Influence of cooling nozzle orientation on the machinability of TiAl6V4 and 42CrMo4+QT in rough milling

Abstract

High-pressure cutting fluid supply has a major influence on tool wear and chip formation, especially in difficult-to-cut materials, such as titanium alloys and quenched and tempered steels. The titanium alloy TiAl6V4 features high temperature strength, low thermal conductivity and a low E-modulus. Therefore, high mechanical loads and high temperatures occur in the contact zone between work piece and tool, which is the reason why machining of this material is accompanied by high tool wear. In contrast to machining steel, only a low fraction of the generated heat is dissipated by the chip, which thermomechanically accelerates tool wear mechanisms. Machining of quenched and tempered steel on the other hand is characterized by high abrasive wear due to hard particles, because of the martensitic microstructure. The focused high-pressure cutting fluid supply between the emerging chip and the rake face of the tool showed its potential to reduce thermomechanical induced wear mechanisms in many examinations during turning, resulting from the more effective cooling and lubrication of the contact zone. However, engagement conditions in milling differ substantially from turning, which is the reason for the demand of experimental investigations.
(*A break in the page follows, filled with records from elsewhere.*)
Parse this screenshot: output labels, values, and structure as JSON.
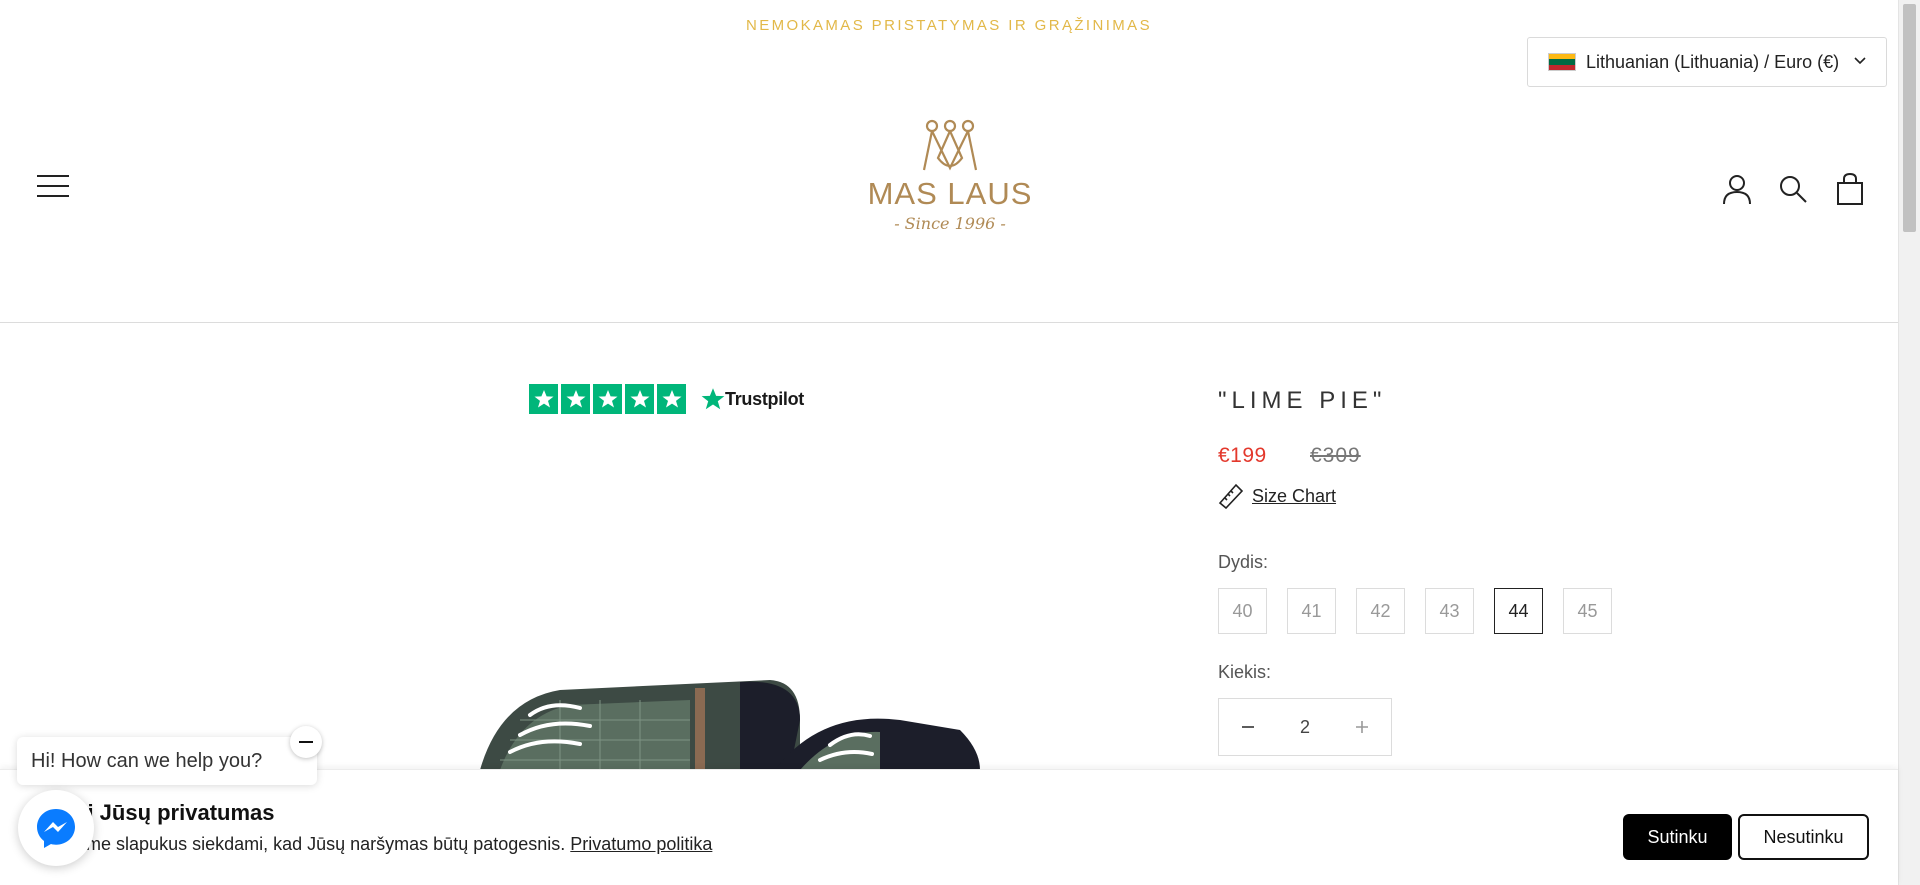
{
  "announcement": {
    "text": "NEMOKAMAS PRISTATYMAS IR GRĄŽINIMAS"
  },
  "locale": {
    "label": "Lithuanian (Lithuania) / Euro (€)",
    "flag_colors": [
      "#fdb913",
      "#006a44",
      "#c1272d"
    ]
  },
  "header": {
    "logo": {
      "brand": "MAS LAUS",
      "since": "- Since 1996 -"
    },
    "icons": [
      "menu-icon",
      "account-icon",
      "search-icon",
      "cart-icon"
    ]
  },
  "trustpilot": {
    "label": "Trustpilot",
    "stars": 5,
    "color": "#00b67a"
  },
  "product": {
    "title": "\"LIME PIE\"",
    "price": "€199",
    "compare_price": "€309",
    "size_chart_label": "Size Chart",
    "size_label": "Dydis:",
    "sizes": [
      "40",
      "41",
      "42",
      "43",
      "44",
      "45"
    ],
    "selected_size": "44",
    "quantity_label": "Kiekis:",
    "quantity": "2",
    "price_color": "#e3382c"
  },
  "cookie": {
    "title": "rūpi Jūsų privatumas",
    "text": "dojame slapukus siekdami, kad Jūsų naršymas būtų patogesnis.",
    "policy_link": "Privatumo politika",
    "accept_label": "Sutinku",
    "decline_label": "Nesutinku"
  },
  "chat": {
    "greeting": "Hi! How can we help you?"
  },
  "colors": {
    "accent_gold": "#e2b848",
    "brand_gold": "#b08a55",
    "messenger_blue": "#0a7cff"
  }
}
In this paper, the tool life and chip formation was examined in face milling with indexable inserts and internal cooling channels that were focused to the rake faces of the inserts. The number of cooling nozzles and their orientation were varied. The cutting fluid was supplied internally through the milling tool with a pressure of p = 80 bar and constant volumetric flow rates. The results show major differences in chip morphology and tool wear depending on the number and orientation of the cooling nozzles. Moreover, different wear mechanisms were identified in reliance to the work piece material and the cooling nozzle orientation and number.